The Association of European Airlines (AEA), which represents the main network carriers, has so far not expressed an opinion on the EU ETS itself. In a post-Assembly statement, the AEA applauded the ICAO agreement, which, it noted, had also been welcomed by the European Union.
“This is a triumph for real-world politics,” said Athar Husain-Khan, the AEA’s acting Secretary General. “Gradual progress is better than no progress at all and infinitely better than division and confrontation.”
The EU should reaffirm its leadership, “this time as a consensus-builder”, during the three years ICAO has given itself to build a mechanism for a global MBM, he said, adding: “Channelling the diversity within ICAO into a common purpose will be a challenging task but ultimately the rewards will be enormous. The first step has been taken, and it is an important one.”
The European Commission is expected to publish its recommendations shortly on what to do next with the EU ETS.

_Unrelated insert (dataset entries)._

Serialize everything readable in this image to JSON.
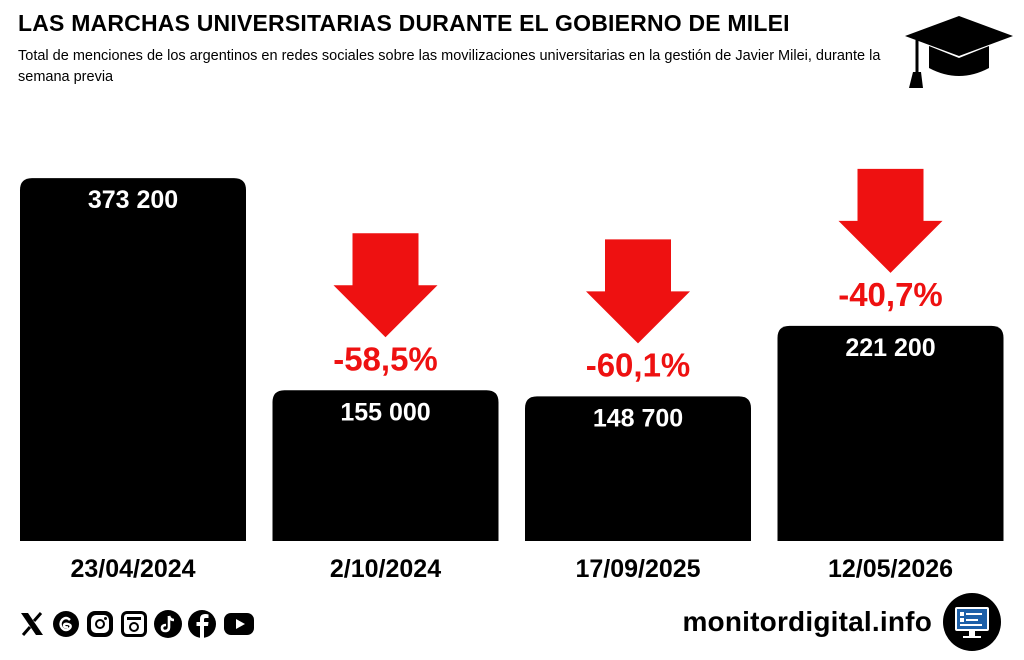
{
  "header": {
    "title": "LAS MARCHAS UNIVERSITARIAS DURANTE EL GOBIERNO DE MILEI",
    "subtitle": "Total de menciones de los argentinos en redes sociales sobre las movilizaciones universitarias en la gestión de Javier Milei, durante la semana previa",
    "icon": "graduation-cap-icon"
  },
  "chart_data": {
    "type": "bar",
    "categories": [
      "23/04/2024",
      "2/10/2024",
      "17/09/2025",
      "12/05/2026"
    ],
    "values": [
      373200,
      155000,
      148700,
      221200
    ],
    "value_labels": [
      "373 200",
      "155 000",
      "148 700",
      "221 200"
    ],
    "change_labels": [
      "",
      "-58,5%",
      "-60,1%",
      "-40,7%"
    ],
    "change_values": [
      null,
      -58.5,
      -60.1,
      -40.7
    ],
    "ylim": [
      0,
      400000
    ],
    "grid": false,
    "legend": "none",
    "bar_color": "#000000",
    "change_color": "#ee1111"
  },
  "footer": {
    "site": "monitordigital.info",
    "social_icons": [
      "x-icon",
      "threads-icon",
      "instagram-icon",
      "newspaper-icon",
      "tiktok-icon",
      "facebook-icon",
      "youtube-icon"
    ],
    "logo_icon": "monitor-icon"
  }
}
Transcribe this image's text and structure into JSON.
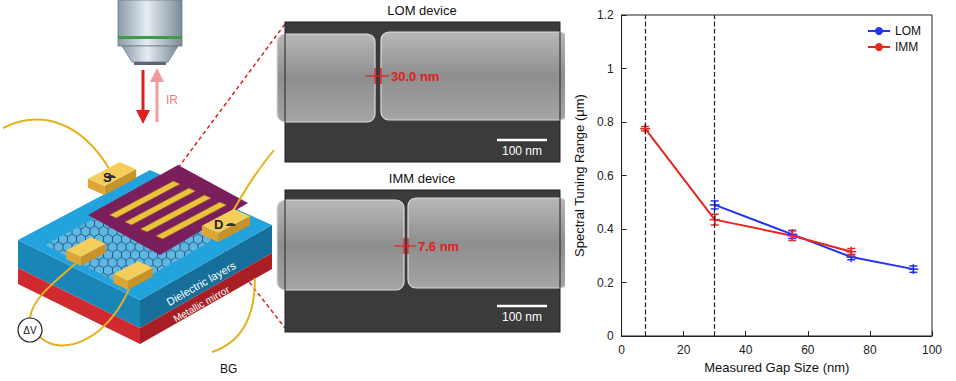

An AEA spokesperson has since told GreenAir: “We are not commenting on the EU ETS at the moment as we don’t really know yet what to expect from the EU. We are closely coordinating with our members to get their views aligned and represented during the consultations with the Commission. In principal, we do not oppose the so-called ‘airspace model’ as it is a proportionate: airlines would have to pay their ETS contribution according to the airspace they use in the EU.”